Background: Vasohibin 2 (VASH2) has previously been identified as an agiogenenic factor and a cancer related protein. Here we investigated the association of VASH2 expression and chemoresistance in pancreatic cancer. Methods: Immunohistochemical staining for VASH2 was performed on 102 human pancreatic cancer samples. Pancreatic cancer cell line models exhibiting overexpression or knockdown of VASH2 were generated. Gene expression analyses were carried out to determine genes differentially regulated by VASH2. Putative transcription factors that are downstream mediators of gene expression regulated by VASH2 were queried bioinformatically.
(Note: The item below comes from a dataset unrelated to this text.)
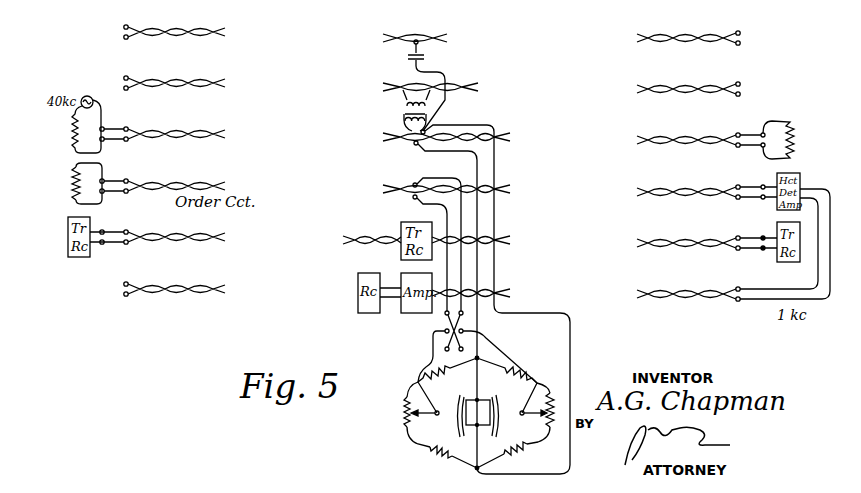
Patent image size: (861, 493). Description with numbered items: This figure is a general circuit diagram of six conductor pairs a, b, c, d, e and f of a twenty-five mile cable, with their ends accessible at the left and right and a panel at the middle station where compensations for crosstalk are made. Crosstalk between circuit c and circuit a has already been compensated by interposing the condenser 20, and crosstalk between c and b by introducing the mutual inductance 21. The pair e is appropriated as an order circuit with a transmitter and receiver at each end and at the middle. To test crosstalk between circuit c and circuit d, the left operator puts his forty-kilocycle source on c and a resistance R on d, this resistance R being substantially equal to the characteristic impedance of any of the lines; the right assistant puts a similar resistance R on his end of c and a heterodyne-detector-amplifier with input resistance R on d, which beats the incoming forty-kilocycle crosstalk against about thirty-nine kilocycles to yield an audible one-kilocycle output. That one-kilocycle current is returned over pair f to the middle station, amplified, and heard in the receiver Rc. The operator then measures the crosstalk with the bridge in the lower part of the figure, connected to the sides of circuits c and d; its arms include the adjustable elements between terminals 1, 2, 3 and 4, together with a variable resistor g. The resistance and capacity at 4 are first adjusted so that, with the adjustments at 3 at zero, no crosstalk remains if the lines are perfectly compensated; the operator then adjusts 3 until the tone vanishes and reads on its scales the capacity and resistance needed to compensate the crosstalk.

Dual-luciferase reporter assays and ChIP assays were performed to confirm transactivation of target genes following VASH2 overexpression or knockdown. Results: VASH2 protein expression was higher in human pancreatic cancer than in paired adjacent tissues and elevated VASH2 levels were associated with gemcitabine chemoresistance. In cell line models of pancreatic cancer, VASH2 expression induced gemcitabine chemoresistance in vitro and in vivo. It was discovered that expression of ribonucleotide reductase regulatory subunit M2 (RRM2) is regulated by VASH2; immunohistochemical analysis demonstrated a positive association of VASH2 expression and RRM2 expression in human pancreatic cancer tissues. Bioinformatics analyses revealed that induction of the Jun proto-oncogene (JUN) by VASH2 is responsible for upregulation of RRM2 expression; this JUN-dependent regulation of RRM2 by VASH2 was confirmed by chromatin immunoprecipitation and dual luciferase reporter assays, which demonstrated that JUN directly binds with the RRM2 promoter to activate transcription. Conclusions: These data suggest that VASH2 reduces the chemosensitivity to gemcitabine in pancreatic cancer cells via JUN-dependent transactivation of RRM2.